1. à Richard NEHER, Strasbourg

À la fin de la seconde guerre mondiale, André Neher se trouve à Lyon où son père, Albert A. Neher, est décédé en janvier 1945. À la Libération, il est réintégré au Lycée Ampère de Lyon, après quatre ans d’exclusion de l’enseignement en raison du statut des Juifs. C’est donc de Lyon qu’il écrit à son frère aîné Richard, déjà retourné en Alsace, pour résumer une discussion menée à la maison d’enfants "L’Hirondelle" (1). Il y a été question de la critique biblique, thème qui inquiète beaucoup une certaine jeunesse avide de trouver dans la Bible des réponses aux interrogations lancinantes de l’après-Shoah. La Bible est-elle vraiment source de vérité ou une sorte de puzzle dû à divers rédacteurs bien postérieurs à Moïse ? (2)


Vendredi midi (août 1945)

Mon cher Richard, mes chers tous,

Aujourd’hui, je voudrais donner quelques indications plus amples sur notre conférence avec (3). Je ne puis naturellement entrer dans tous les détails et puis les choses me trottent encore un peu dans la tête, mais j’aimerais commencer par en fixer quelques-unes par écrit. Au lieu de choisir notre carnet, je vais l’essayer dans cette lettre que je te prie donc, cher Ric, de conserver autant que possible.
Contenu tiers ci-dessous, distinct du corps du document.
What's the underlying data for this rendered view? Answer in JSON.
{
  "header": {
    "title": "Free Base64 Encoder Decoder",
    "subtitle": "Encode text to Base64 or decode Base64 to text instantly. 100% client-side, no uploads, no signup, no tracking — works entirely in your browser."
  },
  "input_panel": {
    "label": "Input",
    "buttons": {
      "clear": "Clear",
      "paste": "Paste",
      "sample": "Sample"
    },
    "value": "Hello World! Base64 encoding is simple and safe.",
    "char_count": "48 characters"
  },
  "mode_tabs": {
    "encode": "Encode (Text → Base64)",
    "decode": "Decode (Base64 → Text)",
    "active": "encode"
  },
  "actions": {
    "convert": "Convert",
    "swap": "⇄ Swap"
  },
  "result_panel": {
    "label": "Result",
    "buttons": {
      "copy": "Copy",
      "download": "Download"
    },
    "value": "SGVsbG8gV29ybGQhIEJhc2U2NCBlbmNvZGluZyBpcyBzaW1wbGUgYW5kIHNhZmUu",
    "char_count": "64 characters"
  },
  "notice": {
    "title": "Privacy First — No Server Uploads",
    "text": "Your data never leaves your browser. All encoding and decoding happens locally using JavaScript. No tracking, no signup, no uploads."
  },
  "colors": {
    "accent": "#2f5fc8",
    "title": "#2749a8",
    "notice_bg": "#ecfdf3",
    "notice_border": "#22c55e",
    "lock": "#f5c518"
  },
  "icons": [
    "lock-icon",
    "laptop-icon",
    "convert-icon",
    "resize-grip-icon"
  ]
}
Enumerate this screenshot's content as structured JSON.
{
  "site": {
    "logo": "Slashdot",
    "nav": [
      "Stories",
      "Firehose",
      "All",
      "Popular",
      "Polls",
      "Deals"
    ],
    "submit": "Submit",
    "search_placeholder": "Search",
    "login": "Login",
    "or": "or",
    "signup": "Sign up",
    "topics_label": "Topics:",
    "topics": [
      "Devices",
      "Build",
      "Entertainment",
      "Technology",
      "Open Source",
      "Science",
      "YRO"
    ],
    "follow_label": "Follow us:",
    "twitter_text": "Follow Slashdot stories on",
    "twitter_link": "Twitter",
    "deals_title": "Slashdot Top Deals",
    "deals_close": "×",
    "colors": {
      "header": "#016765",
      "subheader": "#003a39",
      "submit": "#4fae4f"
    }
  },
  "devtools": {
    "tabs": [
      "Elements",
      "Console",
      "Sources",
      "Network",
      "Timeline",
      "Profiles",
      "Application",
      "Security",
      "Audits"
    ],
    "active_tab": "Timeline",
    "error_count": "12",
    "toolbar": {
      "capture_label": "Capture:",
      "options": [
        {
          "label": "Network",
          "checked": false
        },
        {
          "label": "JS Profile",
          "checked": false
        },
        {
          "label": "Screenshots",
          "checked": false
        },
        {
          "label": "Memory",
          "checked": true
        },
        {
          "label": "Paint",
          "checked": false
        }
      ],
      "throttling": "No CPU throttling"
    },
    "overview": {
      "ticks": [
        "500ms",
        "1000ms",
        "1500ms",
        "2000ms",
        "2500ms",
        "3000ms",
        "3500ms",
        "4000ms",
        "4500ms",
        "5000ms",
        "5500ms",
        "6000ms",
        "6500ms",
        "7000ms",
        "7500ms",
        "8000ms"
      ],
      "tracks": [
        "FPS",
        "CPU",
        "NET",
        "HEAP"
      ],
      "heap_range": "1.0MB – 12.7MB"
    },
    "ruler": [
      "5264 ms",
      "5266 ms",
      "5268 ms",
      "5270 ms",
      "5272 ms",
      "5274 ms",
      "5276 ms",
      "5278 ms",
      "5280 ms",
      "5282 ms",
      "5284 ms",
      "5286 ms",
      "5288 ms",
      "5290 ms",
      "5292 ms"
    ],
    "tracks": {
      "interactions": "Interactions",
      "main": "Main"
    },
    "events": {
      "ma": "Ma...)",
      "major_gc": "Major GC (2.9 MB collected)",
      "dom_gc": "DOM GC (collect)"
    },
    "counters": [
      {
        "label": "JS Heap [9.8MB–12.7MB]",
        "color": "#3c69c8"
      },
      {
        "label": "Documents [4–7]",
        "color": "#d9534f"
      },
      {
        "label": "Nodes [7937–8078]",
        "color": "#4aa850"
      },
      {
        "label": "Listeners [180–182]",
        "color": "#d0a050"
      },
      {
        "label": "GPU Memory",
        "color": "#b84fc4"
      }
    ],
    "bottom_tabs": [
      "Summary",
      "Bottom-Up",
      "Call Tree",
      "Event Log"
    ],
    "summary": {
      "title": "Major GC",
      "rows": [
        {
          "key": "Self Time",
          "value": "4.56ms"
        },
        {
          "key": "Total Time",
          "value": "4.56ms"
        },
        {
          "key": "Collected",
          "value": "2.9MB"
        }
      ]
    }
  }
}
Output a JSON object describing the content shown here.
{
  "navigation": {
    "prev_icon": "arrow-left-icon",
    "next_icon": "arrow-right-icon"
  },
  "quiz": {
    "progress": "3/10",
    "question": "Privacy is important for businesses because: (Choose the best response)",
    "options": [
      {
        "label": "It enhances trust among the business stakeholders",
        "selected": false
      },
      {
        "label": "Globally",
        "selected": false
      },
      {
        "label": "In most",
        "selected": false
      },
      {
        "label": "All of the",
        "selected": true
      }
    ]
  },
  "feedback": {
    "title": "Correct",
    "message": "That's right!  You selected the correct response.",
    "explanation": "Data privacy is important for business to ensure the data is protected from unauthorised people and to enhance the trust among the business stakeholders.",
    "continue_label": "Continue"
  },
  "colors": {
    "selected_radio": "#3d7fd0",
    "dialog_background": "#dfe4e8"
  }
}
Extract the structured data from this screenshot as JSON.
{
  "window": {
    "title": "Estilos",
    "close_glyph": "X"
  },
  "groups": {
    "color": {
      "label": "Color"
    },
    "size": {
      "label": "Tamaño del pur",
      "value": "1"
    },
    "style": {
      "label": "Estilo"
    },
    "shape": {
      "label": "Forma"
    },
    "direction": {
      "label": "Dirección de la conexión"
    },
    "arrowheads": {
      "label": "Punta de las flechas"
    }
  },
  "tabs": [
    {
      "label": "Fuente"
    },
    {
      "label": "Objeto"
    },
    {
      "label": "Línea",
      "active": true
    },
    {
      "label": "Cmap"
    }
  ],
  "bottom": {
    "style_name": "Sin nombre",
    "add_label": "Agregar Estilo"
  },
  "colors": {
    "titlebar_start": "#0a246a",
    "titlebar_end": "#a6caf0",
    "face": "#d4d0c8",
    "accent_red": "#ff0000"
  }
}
1°) J’ai refait l’expérience, que nous avons si souvent faite déjà, qu’il n’y a pas de base plus solide, efficace et complète pour toute anticritique que l’ouvrage de Papa. Je voulais primitivement borner la conférence à la lecture de l’"Exposé-Résumé" (dont l’ensemble paraît d’ailleurs dégager une impression très satisfaisante sur un auditoire sceptique) mais, en cours de route, je me suis trouvé dans l’obligation de faire appel au texte original de la "Kritik" (4), dont il n’y a pas un chapitre, pas une phrase, pas un mot qui ne puisse servir, éclaircir, convaincre.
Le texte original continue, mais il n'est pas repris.